NAIROBI, dimanche 23 juin 2024– Englué dans une crise sociale, le président kenyan, William Ruto, a exprimé sa volonté d’engager une “conversation” avec des milliers de jeunes manifestants “pacifiques” qui ont organisé des manifestations nationales cette semaine pour s’opposer aux augmentations d’impôts proposées.
Les manifestants, qui ont commencé leurs démonstrations mardi, accusent l’administration de Ruto de revenir sur sa promesse de réduire les impôts et de diminuer le coût de la vie. Organisées sur les réseaux sociaux et menées principalement par de jeunes Kenyans diffusant les manifestations en direct, ces protestations ont pris le gouvernement de Ruto au dépourvu, révélant un mécontentement croissant face à ses politiques économiques.
“Je suis très fier de nos jeunes… ils ont manifesté pacifiquement et je veux leur dire que nous allons les engager,” a déclaré Ruto lors de ses premiers commentaires publics sur les manifestations dimanche. “Nous allons avoir une conversation pour que, ensemble, nous puissions construire une nation plus grande,” a-t-il ajouté lors d’un service religieux dans la ville de Nyahururu dans la vallée du Rift.
En réponse, un leader des manifestants a déclaré que Ruto devait “répondre publiquement”. “S’il veut vraiment un dialogue, il doit répondre publiquement à notre lettre de revendication,” a déclaré Hanifa Adan. Les manifestants ont appelé à une grève nationale le 25 juin.
Les manifestations, bien que majoritairement pacifiques, ont été marquées par des violences policières. Cinq groupes, dont Amnesty International, ont noté jeudi dans une déclaration conjointe qu’au moins 105 manifestants avaient été arrêtés lors d’une répression violente par la police anti-émeute, qui a utilisé des gaz lacrymogènes, des canons à eau et des balles en caoutchouc. Un responsable de la Commission des droits de l’homme du Kenya a déclaré samedi à l’AFP qu’un jeune homme de 21 ans, Evans Kiratu, était décédé à l’hôpital après avoir été “frappé par une cartouche de gaz lacrymogène” pendant les manifestations. Vendredi, un organisme de surveillance de la police a annoncé enquêter sur des allégations selon lesquelles un homme de 29 ans aurait été abattu par des officiers à Nairobi après les manifestations.
À la suite des manifestations à plus petite échelle à Nairobi mardi, le gouvernement en manque de liquidités a accepté de revenir sur plusieurs augmentations d’impôts prévues dans un nouveau projet de loi. Cependant, après avoir renoncé aux taxes sur les achats de pain, la possession de voitures ainsi que les services financiers et mobiles, le Trésor a averti d’un déficit de 200 milliards de shillings (1,5 milliard de dollars).

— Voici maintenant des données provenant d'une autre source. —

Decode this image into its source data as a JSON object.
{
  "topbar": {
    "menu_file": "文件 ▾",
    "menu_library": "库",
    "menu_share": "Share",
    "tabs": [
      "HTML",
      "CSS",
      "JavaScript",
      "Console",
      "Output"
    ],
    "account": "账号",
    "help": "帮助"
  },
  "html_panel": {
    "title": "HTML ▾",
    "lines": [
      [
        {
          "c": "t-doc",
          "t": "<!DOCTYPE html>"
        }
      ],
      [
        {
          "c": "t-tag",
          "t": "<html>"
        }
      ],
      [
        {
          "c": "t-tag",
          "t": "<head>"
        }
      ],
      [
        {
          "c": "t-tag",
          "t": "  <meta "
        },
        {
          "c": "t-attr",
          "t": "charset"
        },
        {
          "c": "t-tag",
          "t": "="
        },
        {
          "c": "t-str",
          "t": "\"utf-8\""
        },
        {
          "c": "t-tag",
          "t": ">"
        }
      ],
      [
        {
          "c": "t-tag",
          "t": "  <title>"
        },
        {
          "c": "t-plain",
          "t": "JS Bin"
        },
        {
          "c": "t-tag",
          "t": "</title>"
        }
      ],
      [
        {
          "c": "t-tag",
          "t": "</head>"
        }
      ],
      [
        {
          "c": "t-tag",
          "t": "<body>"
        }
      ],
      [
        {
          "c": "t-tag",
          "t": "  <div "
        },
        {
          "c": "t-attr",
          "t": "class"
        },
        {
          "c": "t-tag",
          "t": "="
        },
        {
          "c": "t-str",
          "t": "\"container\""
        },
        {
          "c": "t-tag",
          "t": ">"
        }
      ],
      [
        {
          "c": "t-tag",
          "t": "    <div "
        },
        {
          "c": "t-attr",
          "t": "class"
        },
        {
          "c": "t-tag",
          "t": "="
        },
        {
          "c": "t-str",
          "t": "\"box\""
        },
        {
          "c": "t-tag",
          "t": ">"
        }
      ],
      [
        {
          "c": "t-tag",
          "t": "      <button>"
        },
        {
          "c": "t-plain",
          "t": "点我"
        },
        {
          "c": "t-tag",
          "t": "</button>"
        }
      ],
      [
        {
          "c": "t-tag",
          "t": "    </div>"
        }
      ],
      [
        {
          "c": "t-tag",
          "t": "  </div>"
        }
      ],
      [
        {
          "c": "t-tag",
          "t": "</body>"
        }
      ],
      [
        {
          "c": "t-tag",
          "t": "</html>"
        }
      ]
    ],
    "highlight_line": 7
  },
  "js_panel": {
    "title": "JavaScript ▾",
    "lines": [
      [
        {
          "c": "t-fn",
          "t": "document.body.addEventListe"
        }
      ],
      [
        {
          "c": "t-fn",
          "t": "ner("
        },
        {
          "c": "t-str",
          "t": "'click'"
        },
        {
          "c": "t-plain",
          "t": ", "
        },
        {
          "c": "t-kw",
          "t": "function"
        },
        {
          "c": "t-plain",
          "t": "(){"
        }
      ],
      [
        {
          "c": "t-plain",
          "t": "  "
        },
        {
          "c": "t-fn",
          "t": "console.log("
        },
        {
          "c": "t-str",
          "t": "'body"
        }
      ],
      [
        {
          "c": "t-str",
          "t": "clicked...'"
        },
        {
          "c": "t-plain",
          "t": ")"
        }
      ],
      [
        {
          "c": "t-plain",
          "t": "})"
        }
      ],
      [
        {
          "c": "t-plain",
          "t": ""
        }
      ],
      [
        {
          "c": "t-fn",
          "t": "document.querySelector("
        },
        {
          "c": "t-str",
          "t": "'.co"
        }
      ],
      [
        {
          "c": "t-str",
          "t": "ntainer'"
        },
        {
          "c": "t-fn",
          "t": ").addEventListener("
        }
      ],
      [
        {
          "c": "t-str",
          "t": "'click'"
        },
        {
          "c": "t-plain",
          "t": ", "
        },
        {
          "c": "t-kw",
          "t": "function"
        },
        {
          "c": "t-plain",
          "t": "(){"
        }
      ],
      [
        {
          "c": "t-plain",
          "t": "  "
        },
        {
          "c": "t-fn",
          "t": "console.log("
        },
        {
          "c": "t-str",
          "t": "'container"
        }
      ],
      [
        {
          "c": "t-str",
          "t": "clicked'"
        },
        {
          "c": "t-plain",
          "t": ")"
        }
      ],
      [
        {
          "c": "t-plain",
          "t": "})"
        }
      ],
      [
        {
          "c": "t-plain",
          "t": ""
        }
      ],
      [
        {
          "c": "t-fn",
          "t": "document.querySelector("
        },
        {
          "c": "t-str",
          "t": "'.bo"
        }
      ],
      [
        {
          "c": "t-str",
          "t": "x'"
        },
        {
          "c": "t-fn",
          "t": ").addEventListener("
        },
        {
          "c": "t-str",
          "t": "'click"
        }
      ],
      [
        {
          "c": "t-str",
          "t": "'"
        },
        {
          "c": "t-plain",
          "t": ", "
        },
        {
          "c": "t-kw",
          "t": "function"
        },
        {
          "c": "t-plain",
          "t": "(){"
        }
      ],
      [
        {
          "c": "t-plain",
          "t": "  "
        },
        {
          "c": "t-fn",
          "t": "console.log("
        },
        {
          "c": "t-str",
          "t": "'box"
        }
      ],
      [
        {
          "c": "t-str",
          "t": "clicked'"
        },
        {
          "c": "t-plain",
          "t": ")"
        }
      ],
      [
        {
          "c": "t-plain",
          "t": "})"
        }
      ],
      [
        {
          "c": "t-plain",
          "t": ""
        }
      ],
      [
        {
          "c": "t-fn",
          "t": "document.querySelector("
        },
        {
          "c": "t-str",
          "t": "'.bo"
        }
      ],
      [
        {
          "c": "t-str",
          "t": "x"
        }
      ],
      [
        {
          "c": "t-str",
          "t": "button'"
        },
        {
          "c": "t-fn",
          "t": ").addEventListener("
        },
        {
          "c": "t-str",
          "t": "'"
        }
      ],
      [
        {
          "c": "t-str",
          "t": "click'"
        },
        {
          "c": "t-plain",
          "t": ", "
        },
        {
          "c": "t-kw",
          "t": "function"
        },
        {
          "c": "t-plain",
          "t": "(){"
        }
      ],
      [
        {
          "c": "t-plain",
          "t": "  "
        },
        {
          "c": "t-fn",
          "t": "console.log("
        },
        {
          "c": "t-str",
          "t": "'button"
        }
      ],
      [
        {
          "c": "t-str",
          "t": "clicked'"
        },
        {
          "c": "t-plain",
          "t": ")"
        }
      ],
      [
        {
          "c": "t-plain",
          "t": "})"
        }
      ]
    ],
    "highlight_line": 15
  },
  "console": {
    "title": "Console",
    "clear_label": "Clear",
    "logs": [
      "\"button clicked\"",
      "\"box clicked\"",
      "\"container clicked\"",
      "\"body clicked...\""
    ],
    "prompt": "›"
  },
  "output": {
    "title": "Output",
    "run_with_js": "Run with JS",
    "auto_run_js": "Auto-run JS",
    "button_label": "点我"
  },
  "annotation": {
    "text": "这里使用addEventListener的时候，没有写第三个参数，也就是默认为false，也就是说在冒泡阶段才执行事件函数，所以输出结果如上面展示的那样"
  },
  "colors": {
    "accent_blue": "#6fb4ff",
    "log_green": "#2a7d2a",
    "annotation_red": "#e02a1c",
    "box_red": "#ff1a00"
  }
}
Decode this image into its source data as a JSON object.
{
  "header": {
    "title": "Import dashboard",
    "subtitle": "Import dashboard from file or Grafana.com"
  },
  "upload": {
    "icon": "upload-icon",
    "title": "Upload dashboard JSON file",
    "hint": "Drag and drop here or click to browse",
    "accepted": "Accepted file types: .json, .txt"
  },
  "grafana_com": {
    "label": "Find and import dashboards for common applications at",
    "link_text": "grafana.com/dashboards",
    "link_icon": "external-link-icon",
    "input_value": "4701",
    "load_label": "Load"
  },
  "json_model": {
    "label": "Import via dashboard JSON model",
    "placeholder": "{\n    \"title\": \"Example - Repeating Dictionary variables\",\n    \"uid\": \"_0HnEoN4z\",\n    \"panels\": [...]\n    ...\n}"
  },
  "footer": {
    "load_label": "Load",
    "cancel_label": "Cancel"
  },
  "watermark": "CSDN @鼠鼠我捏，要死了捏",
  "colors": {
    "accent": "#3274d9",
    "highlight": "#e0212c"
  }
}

Le gouvernement a maintenant ciblé une augmentation des prix du carburant et des taxes à l’exportation pour combler le vide laissé par les changements, une mesure que les critiques disent rendre la vie plus chère dans un pays déjà frappé par une forte inflation. Le Kenya est confronté à une montagne de dettes, et les coûts de service ont explosé en raison de la dépréciation de la monnaie locale au cours des deux dernières années, laissant Ruto avec peu d’options.
Les augmentations d’impôts vont encore accentuer la pression sur les Kenyans, nombreux à lutter déjà face à l’augmentation du coût de la vie et à l’absence de jobs bien rémunérés pour les jeunes. Ruto a ajouté dimanche que le budget annuel incluait des mesures pour lutter contre le chômage des jeunes et améliorer l’accès à l’enseignement supérieur. “Ce que je veux assurer aux manifestants… c’est que nous sommes préoccupés par leurs problèmes,” a-t-il dit. “Nous allons nous assurer que chaque enfant ait accès à l’enseignement supérieur.”
Les manifestations en cours font écho à des événements similaires dans le passé, où les citoyens kenyans ont pris les rues pour exprimer leur mécontentement face aux politiques économiques et aux inégalités sociales. Ces protestations se sont souvent heurtées à des violences policières, mettant en lumière les tensions persistantes entre le gouvernement et la population sur les questions de gouvernance et de justice sociale.